A Georgia county has enacted a new law that limits the power of vehicle booting companies that prey on parked semi trucks.
On Tuesday, December 4, officials in DeKalb County, Georgia, moved to severely cut down on the power of semi truck booting companies after complaints of predatory behavior and excessive fees.
The county enacted a new law that set the maximum fee that these companies may charge to remove a boot from a semi truck at $150. Prior to this law going into effect, semi truck drivers have reported that they have paid $600 or more to have a boot removed in DeKalb County.
The new cap on the boot removal fee is effective immediately.
In addition, the law requires that booting companies remove the boot within one hour of receiving payment.

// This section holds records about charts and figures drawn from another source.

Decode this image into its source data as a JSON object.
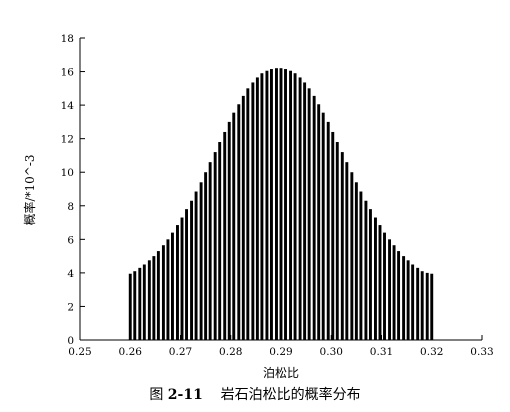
{
  "chart_data": {
    "type": "bar",
    "xlabel": "泊松比",
    "ylabel": "概率/*10^-3",
    "xlim": [
      0.25,
      0.33
    ],
    "ylim": [
      0,
      18
    ],
    "x_ticks": [
      "0.25",
      "0.26",
      "0.27",
      "0.28",
      "0.29",
      "0.30",
      "0.31",
      "0.32",
      "0.33"
    ],
    "y_ticks": [
      "0",
      "2",
      "4",
      "6",
      "8",
      "10",
      "12",
      "14",
      "16",
      "18"
    ],
    "bar_color": "#000000",
    "grid": false,
    "x": [
      0.26,
      0.2609,
      0.2619,
      0.2628,
      0.2638,
      0.2647,
      0.2656,
      0.2666,
      0.2675,
      0.2684,
      0.2694,
      0.2703,
      0.2712,
      0.2722,
      0.2731,
      0.2741,
      0.275,
      0.2759,
      0.2769,
      0.2778,
      0.2788,
      0.2797,
      0.2806,
      0.2816,
      0.2825,
      0.2834,
      0.2844,
      0.2853,
      0.2862,
      0.2872,
      0.2881,
      0.2891,
      0.29,
      0.2909,
      0.2919,
      0.2928,
      0.2938,
      0.2947,
      0.2956,
      0.2966,
      0.2975,
      0.2984,
      0.2994,
      0.3003,
      0.3012,
      0.3022,
      0.3031,
      0.3041,
      0.305,
      0.3059,
      0.3069,
      0.3078,
      0.3088,
      0.3097,
      0.3106,
      0.3116,
      0.3125,
      0.3134,
      0.3144,
      0.3153,
      0.3162,
      0.3172,
      0.3181,
      0.3191,
      0.32
    ],
    "values": [
      3.95,
      4.1,
      4.3,
      4.5,
      4.75,
      5.0,
      5.3,
      5.65,
      6.0,
      6.4,
      6.85,
      7.3,
      7.8,
      8.3,
      8.85,
      9.4,
      10.0,
      10.6,
      11.2,
      11.8,
      12.4,
      13.0,
      13.55,
      14.05,
      14.55,
      15.0,
      15.35,
      15.65,
      15.9,
      16.05,
      16.15,
      16.2,
      16.2,
      16.15,
      16.05,
      15.9,
      15.65,
      15.35,
      15.0,
      14.55,
      14.05,
      13.55,
      13.0,
      12.4,
      11.8,
      11.2,
      10.6,
      10.0,
      9.4,
      8.85,
      8.3,
      7.8,
      7.3,
      6.85,
      6.4,
      6.0,
      5.65,
      5.3,
      5.0,
      4.75,
      4.5,
      4.3,
      4.1,
      4.0,
      3.95
    ]
  },
  "caption": {
    "figure_label": "图",
    "figure_number": "2-11",
    "title": "岩石泊松比的概率分布"
  }
}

The law also forbids the companies from applying a boot to a semi truck if the vehicle has been parked for less than 20 minutes, and the booting company is required to provide photographic proof of how long the vehicle was illegally parked.

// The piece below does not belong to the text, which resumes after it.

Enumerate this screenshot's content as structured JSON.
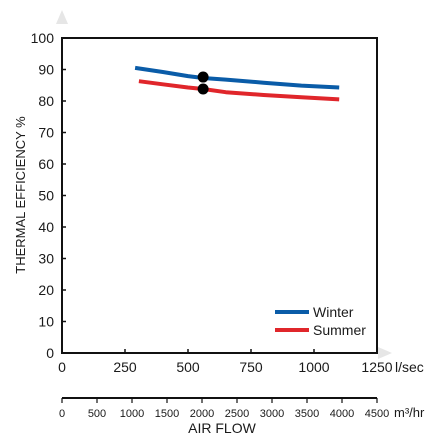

“There’s been a growing concern because of illegal and inappropriate behavior of individuals associated with some booting enterprises in DeKalb County. And something had to be done to address that,” DeKalb CEO Michael Thurmond told the Atlanta Journal Constitution.
Booting semi trucks has become a hot-button issue in the state of Georgia over the past year. During the summer, a trucker was hit by a vehicle driven by a booting company employee during a dispute at the Perry Walmart parking lot in nearby Houston county. Though this incident took place outside of DeKalb County, county officials pointed to this incident as a safety concern and a reason to enact the new law to curb the power of booting companies.
Other Georgia counties like Clayton, Gwinnett, and Cobb have responded to complaints of predatory behavior and excessive fees by banning the booting of vehicles altogether.